Это было так дико по невоспитанности, злобе и несправедливости: и Булат, и особенно Саша рождали куда больше шума, никого не тревожившего за толстыми ленинградскими стенами, – что я растерялся, съежился и не нашел ответа.
Мне казалось, что Саша должен осадить их, но он промолчал. Видимо, окончательно понял по моему невольному проговору, что его муза мне чужда, и, как говорится, умыл руки. Больше он никогда не пел в моем присутствии.
Когда Владимира Войновича, недавно гостившего в Москве, спросили на телевидении тоном жесткого утверждения: вы, конечно, любите Галича? – он, отвечавший до этого тоже жестко и решительно до агрессивности, вдруг смутился и промямлил, что любил, «как и все мы тогда», Окуджаву… Но да… конечно, он хорошо относится и к Галичу…
Отвлекусь на вдруг мелькнувшую мысль: почему можно любить Толстого и Достоевского, Чехова и Бунина, Мандельштама и Пастернака, Леонардо и Рафаэля, Пруста и Джойса, но нельзя любить Козловского, если любишь Лемешева, Доминго, если любишь Паваротти, Тибальди, если любишь Каллас. Исключения бывают, но крайне редко. Может быть, пение действует на какие-то ментальные или чувственные центры, что исключает совместительство, как истинная любовь-страсть?
Я, как и Войнович, пусть он моложе меня, человек эпохи Окуджавы. Моя любовь к нему не уменьшилась и сейчас, хотя я стал куда восприимчивей и открытее другому пению. В том числе песням Галича, слушаю их с огромным удовольствием. Кажется, я могу объяснить, в чем тут дело.

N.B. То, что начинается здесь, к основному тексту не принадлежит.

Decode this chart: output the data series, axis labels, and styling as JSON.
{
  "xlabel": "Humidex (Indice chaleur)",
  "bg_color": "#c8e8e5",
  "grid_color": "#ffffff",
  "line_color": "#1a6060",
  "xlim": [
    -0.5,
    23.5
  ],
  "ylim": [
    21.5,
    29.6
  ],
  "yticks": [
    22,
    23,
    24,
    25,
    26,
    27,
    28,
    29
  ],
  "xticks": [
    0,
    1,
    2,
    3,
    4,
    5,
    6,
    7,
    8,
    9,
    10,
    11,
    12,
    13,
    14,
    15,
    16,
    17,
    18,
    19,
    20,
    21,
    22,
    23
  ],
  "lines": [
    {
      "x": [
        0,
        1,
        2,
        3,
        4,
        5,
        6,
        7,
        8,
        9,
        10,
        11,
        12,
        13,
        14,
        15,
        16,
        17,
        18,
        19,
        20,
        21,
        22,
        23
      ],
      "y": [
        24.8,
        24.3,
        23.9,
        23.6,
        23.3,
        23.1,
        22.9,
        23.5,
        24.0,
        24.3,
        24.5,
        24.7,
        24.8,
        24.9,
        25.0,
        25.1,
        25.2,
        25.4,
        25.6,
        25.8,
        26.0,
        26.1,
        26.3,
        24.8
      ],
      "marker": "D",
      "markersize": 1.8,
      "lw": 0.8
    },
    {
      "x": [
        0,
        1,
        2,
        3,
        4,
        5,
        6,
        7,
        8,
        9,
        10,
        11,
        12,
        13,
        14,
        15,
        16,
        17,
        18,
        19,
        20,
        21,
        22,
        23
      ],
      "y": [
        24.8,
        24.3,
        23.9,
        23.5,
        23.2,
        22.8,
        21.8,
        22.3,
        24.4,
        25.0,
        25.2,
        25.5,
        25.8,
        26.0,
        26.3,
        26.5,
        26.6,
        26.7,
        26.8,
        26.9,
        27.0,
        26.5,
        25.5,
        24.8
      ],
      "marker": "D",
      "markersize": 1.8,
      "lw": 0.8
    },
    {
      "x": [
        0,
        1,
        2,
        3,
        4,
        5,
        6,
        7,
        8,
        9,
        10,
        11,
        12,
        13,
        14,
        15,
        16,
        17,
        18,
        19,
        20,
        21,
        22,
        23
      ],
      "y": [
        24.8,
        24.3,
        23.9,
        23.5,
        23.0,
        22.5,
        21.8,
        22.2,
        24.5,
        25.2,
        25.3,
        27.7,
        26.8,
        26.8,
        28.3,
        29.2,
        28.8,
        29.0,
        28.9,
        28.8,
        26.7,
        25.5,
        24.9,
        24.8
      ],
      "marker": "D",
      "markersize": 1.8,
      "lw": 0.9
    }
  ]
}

Недавно мне дали прочесть рукопись мемуарной книги одного умного и одаренного журналиста-ученого (надеюсь, рукопись эта станет книгой), где он пишет о своей потрясенность Галичем в те самые годы, о которых речь идет у меня. Человек шестидесятых годов, он говорит, что любил Окуджаву, но явился Галич и отнял эту любовь. Ибо Булат Окуджава, при всем его таланте и обаянии, выражается символами, порой не до конца ясными (черный кот, который в усы усмешку прячет), а Галич все называет впрямую, своими именами. Его гражданское чувство, мол, куда сильнее и действеннее.
Это не локальная проблема: Окуджава – Галич. Когда вышел фильм «Покаяние», его многие не приняли за иносказательность, «замаскированность» героя. Надо было делать фильм впрямую о Сталине, а не размывать образ: то ли Сталин, то ли Берия, то ли какой-то диктатор местного масштаба. Но громадность этого фильма как раз в том, что он дает вселенский, на все времена, образ деспотизма: от древних царств и Рима до наших дней, а не разменивается на конкретику частных судеб и характеров.

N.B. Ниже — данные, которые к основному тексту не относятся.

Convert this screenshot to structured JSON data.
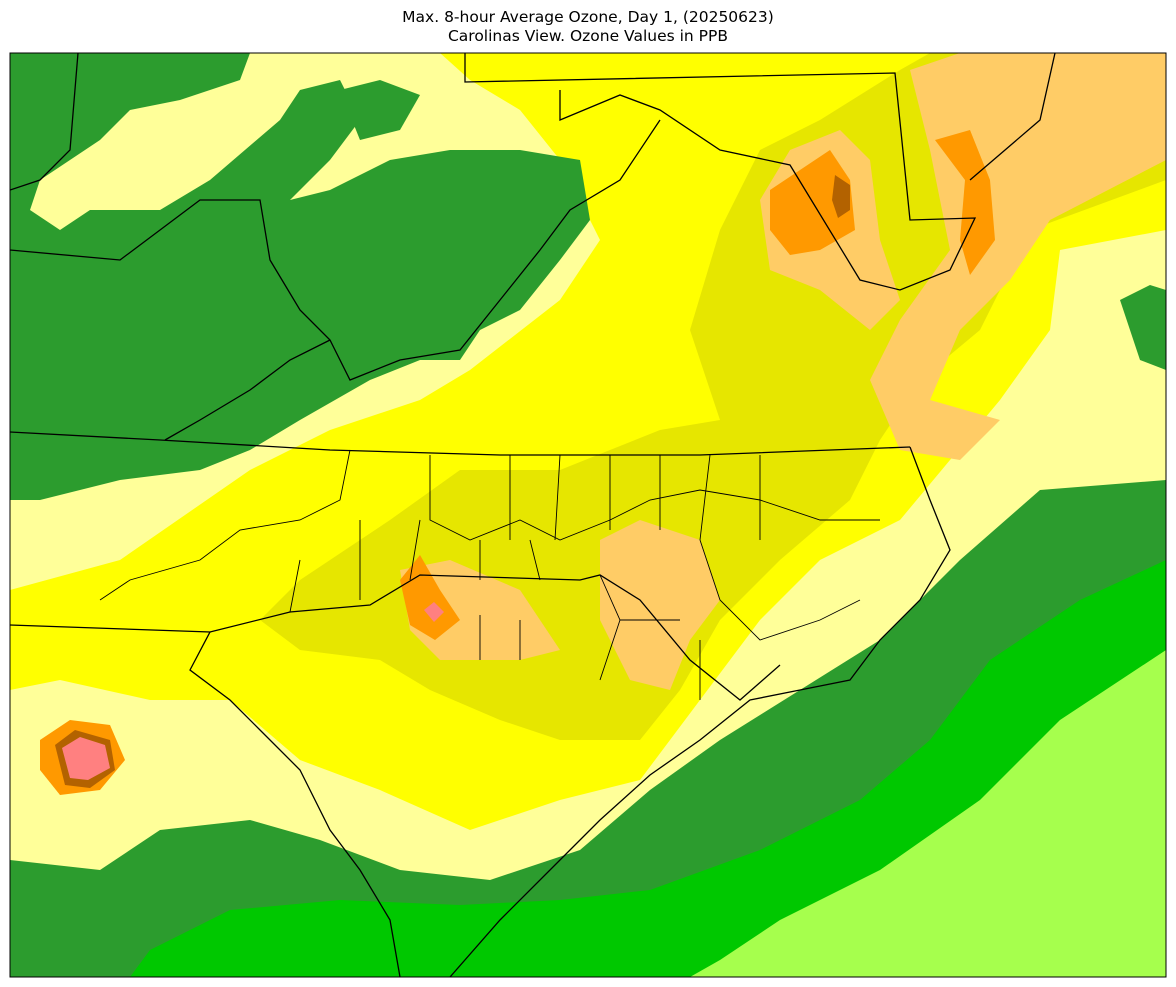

Первый фильм о пережитом апокалипсисе мог быть только таким. Трагический фильм впрямую о Сталине вообще невозможен, потому что, превращая жизнь в трагедию, сам Сталин не был фигурой трагической. Низкорослый, рябой, сухорукий, косноязычный дворцовый интриган с примитивным мышлением и отсутствием душевной жизни – отсюда его ошеломляющее и часто необъяснимое кровоядство – не Макбет и даже не Ричард III – у него не могло быть такого взлета, как у горбатого хромца, обольстившего венценосную вдову над могилой убитого им мужа. И о Гитлере не может быть трагического произведения, он тянет разве что на сатиру в духе чаплиновского «Великого диктатора». Сталин – страшная, но пошлая фигура. Художественное чутье Абуладзе подсказало ему единственно верное решение. Он создал могучий символ, а не бытовую, пусть и «украшенную» всеми пороками фигуру.

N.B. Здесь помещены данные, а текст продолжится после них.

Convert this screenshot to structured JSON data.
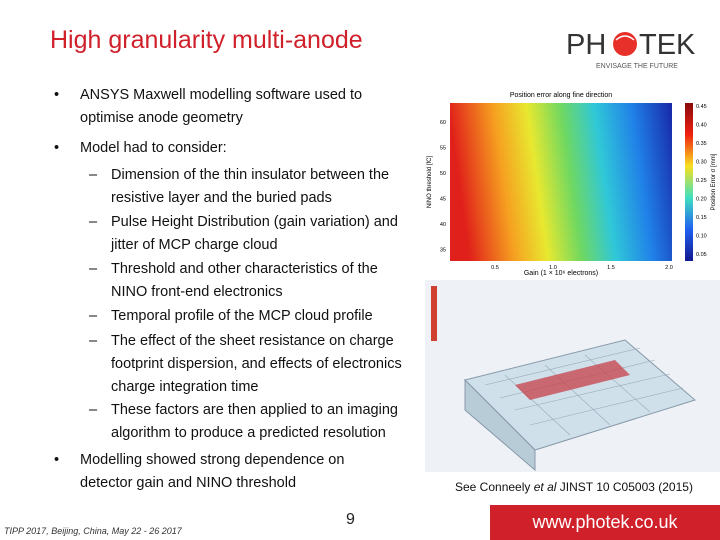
{
  "header": {
    "title": "High granularity multi-anode"
  },
  "logo": {
    "left": "PH",
    "right": "TEK",
    "tagline": "ENVISAGE THE FUTURE"
  },
  "bullets": [
    {
      "level": 1,
      "text": "ANSYS Maxwell modelling software used to optimise anode geometry"
    },
    {
      "level": 1,
      "text": "Model had to consider:"
    },
    {
      "level": 2,
      "text": "Dimension of the thin insulator between the resistive layer and the buried pads"
    },
    {
      "level": 2,
      "text": "Pulse Height Distribution (gain variation) and jitter of MCP charge cloud"
    },
    {
      "level": 2,
      "text": "Threshold and other characteristics of the NINO front-end electronics"
    },
    {
      "level": 2,
      "text": "Temporal profile of the MCP cloud profile"
    },
    {
      "level": 2,
      "text": "The effect of the sheet resistance on charge footprint dispersion, and effects of electronics charge integration time"
    },
    {
      "level": 2,
      "text": "These factors are then applied to an imaging algorithm to produce a predicted resolution"
    },
    {
      "level": 1,
      "text": "Modelling showed strong dependence on detector gain and NINO threshold"
    }
  ],
  "figure": {
    "title": "Position error along fine direction",
    "xlabel": "Gain (1 × 10⁶ electrons)",
    "ylabel": "NINO threshold [fC]",
    "colorbar_label": "Position Error σ [mm]",
    "yticks": [
      "60",
      "55",
      "50",
      "45",
      "40",
      "35"
    ],
    "xticks": [
      "0.5",
      "1.0",
      "1.5",
      "2.0"
    ],
    "colorbar_ticks": [
      "0.45",
      "0.40",
      "0.35",
      "0.30",
      "0.25",
      "0.20",
      "0.15",
      "0.10",
      "0.05"
    ]
  },
  "citation": {
    "before": "See Conneely ",
    "italic": "et al",
    "after": " JINST 10 C05003 (2015)"
  },
  "footer": {
    "conference": "TIPP 2017, Beijing, China, May 22 - 26 2017",
    "page": "9",
    "url": "www.photek.co.uk"
  }
}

Для меня – и не только для меня – Окуджава больше сказал о проклятом времени загадочной песней про черного кота, чем Галич предметными и прямолинейными разоблачениями. Но дело не только в этом, и даже вовсе не в этом. Окуджава разорвал великое безмолвие, в котором маялись наши души при всей щедрой радиоозвученности тусклых дней; нам открылось, что в глухом, дрожащем существовании выжили и нежность, и волнение встреч, что не оставили нас три сестры милосердных – молчаливые Вера, Надежда, Любовь, что уличная жизнь исполнена поэзии, не исчезло чудо, что мы остались людьми. Окуджава открывал нам нас самих, возвращал полное чувство жизни, помогал преодолению прошлого всего, целиком, а не в омерзительных частностях. И для людей, несших на себе клеймо этого прошлого, его часто печальные, но не злые песни были значительней разоблачений и сарказмов Галича. А вот уже другому поколению, не знавшему наших мук и душ пропажу, конкретика песен Галича была привлекательней.
Для меня песни Галича зазвучали по-настоящему года три-четыре назад. Казалось бы, то, о чем он поет, отодвинулось, утратило остроту, – ничуть не бывало. За минувшие годы мы не только не залечили ни одной болячки, не разрешили ни одного мучительного вопроса, не приблизились к чему-то лучшему, если исключить право (весьма лимитированное) кричать о наших муках, физической и моральной нищете и униженности, но довели все до последнего предела. И Сашины сарказмы ничуть не пожухли, напротив, выострились. Теперь пришло время называть все своими словами, прямо в лоб. Покров тайны сорван с действительности, не надо играть ни в какие символические игры, нужны конкретные имена, точные обстоятельства преступлений. Сашины песни переживают второе рождение, став как никогда нужными расхотевшему терпеть народу.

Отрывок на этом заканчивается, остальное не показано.